Antioxidant activity of purified emodin and its analysis in fractions from rhubarb
Figure 4 shows the antioxidant activity of emodin along with standard antioxidants α-tocopherol and BHT. The values are mean ± SD (n=3). Standard antioxidants BHT and α-tocopherol exhibited antioxidant activity of 89.18 ± 3.83% and 80.52 ± 3.51%, respectively, at the level of 20 μg/mL, indicating that the assay was valid. Emodin exhibited dose-dependent antioxidant activity. Emodin exhibited antioxidant activity of 92.1 ± 1.0% at a level of 200 μg/mL, which is a comparable activity to that of BHT at a level of 20 μg/mL. Even at a level of 20 mg/mL, it exhibited moderate antioxidant activity (32.5 ± 15.7%). These results are consistent with a previous study , which reported that emodin in rhubarb exhibited significant antioxidative activity toward oxidation of low-density lipoprotein.

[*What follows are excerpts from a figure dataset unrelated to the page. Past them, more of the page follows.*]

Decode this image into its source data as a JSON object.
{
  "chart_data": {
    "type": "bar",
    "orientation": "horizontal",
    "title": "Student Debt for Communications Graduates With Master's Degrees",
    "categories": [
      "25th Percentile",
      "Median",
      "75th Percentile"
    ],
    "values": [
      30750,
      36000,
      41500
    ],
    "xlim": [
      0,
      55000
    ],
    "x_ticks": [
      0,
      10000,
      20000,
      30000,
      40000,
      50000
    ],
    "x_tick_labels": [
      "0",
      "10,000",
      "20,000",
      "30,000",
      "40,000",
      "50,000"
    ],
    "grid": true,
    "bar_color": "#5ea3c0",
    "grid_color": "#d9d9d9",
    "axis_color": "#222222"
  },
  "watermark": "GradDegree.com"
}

Fraction VI had the greatest amount of emodin (22.4 ± 0.35 μg/g of dried rhubarb), followed by fraction V (1.73 ± 0.03 μg/g) and fraction VII (0.33 ± 0.01 μg/g). Emodin was not found in fractions I-IV.
Total phenolic contents of seven fractions from rhubarb
Figure 5 shows the total phenolic contents of the seven fractions extracted from rhubarb. The values are mean ± SD (n=3) (mg gallic acid equivalent/g of extract). Fraction IV exhibited the highest level (88 ± 1.5 mg/g), followed by Fractions I (71 ± 1.6 mg/g), II (67 ± 1.6 mg/g), III (74 ± 1.2 mg/g), V (73 ± 1.5 mg/g), and VII (57 ± 0.1 mg/g). Fraction VI exhibited the lowest level of total phenolic content (42 ± 0.8 mg/g). The significant correlation coefficient between total phenolic content and antioxidant activity was reported previously . Clear correlation between phenolic content and antioxidant activity was not observed. Fraction VI, containing the highest level of emodin, showed the highest antioxidant activity in the present study. These results suggest that the amount of emodin rather than the total phenolic content plays an important role in the antioxidant activity of rhubarb.
The results of the present study demonstrated that rhubarb extracts exhibit potent antioxidant activity, which is comparable to those of standard antioxidants, α-tocopherol and BHT. A strong relationship between emodin and antioxidant activity was also observed. Therefore, the results of the present study suggest that rhubarb is a valuable source of natural antioxidants. However, previous and the present studies suggest that there are many other antioxidant compounds in rhubarb. Further work on identification of antioxidants in rhubarb, in addition to emodin, is in order.